The following recipes were prepared for the test:

Pot Roast Milano
Orange Chicken Burgundy
Scalloped Oysters
Brandy Alexander Pie
Cherries Jubilee
Grand Marnier Sauce

The different liquors that were used in the various recipes included:

Dry Sherry
Creme de Cocoa
Grand Marnier

After each of these recipes was prepared, the researchers measured the amount of alcohol that remained in each sample

The Pot Roast Milano still contained 4 to 6 percent of the alcohol that had been used in the recipe.
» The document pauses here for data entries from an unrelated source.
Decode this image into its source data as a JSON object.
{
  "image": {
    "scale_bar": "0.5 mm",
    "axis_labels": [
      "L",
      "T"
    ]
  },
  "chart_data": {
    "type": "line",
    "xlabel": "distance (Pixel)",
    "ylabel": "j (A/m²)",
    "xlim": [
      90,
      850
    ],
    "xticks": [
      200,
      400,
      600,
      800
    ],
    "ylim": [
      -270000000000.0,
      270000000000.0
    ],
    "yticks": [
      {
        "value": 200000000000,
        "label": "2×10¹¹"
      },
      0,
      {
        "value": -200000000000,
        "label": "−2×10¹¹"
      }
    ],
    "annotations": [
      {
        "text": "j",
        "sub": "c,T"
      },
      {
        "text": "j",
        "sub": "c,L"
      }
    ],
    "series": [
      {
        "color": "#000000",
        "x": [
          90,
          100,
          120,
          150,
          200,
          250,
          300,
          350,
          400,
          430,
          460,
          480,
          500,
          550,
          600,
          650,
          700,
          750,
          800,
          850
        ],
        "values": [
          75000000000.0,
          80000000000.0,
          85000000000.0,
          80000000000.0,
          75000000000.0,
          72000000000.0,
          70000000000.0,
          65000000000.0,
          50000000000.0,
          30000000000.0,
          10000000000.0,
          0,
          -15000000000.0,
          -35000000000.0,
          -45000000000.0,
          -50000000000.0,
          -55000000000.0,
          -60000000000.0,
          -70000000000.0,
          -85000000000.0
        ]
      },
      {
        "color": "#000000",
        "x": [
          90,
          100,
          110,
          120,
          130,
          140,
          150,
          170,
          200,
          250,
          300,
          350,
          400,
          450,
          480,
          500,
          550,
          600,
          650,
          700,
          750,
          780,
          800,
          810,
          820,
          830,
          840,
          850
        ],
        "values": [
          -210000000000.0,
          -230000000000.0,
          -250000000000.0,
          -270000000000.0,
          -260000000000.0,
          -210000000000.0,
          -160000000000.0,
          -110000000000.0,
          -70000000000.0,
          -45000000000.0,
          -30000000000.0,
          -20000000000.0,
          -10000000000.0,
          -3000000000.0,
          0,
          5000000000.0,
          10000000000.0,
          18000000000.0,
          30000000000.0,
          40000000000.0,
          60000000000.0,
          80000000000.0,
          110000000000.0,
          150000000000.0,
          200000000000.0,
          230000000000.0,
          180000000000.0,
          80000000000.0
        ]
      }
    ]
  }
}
The Orange Chicken Burgundy contained up to 60 percent of the original amount of alcohol used.

The Scalloped Oysters retained up to 49 percent of the original alcohol amount, and the Brandy Alexander Pie kept up to 77 percent of the recipe's amount.

The Cherries Jubilee and the Grand Marnier Sauce retained up to 78 and 85 percent of the original amount of alcohol from the recipes.

Reseachers were astonished at these results, especially because all but one of the recipes had been "cooked" in some manner.

The Pot Roast Milano had been simmered at 185°F for two and a half hours.

The Scalloped Oysters had been baked at 375°F for 25 minutes, and the Cherries Jubilee had been flamed for 48 seconds. Yet, in spite of the cooking, a great deal of alcohol had not been "cooked off".

The researchers found that the longer a recipe is cooked, the more alcohol is cooked off, and the larger the surface area of the cooking pan, the more alcohol evaporates during the cooking process.

However, all cooks should be aware that even after cooking a recipe for a long time in a large pan, some alcohol may still be present in the food.

From the Journal of the American Dietetic Association, April 1992.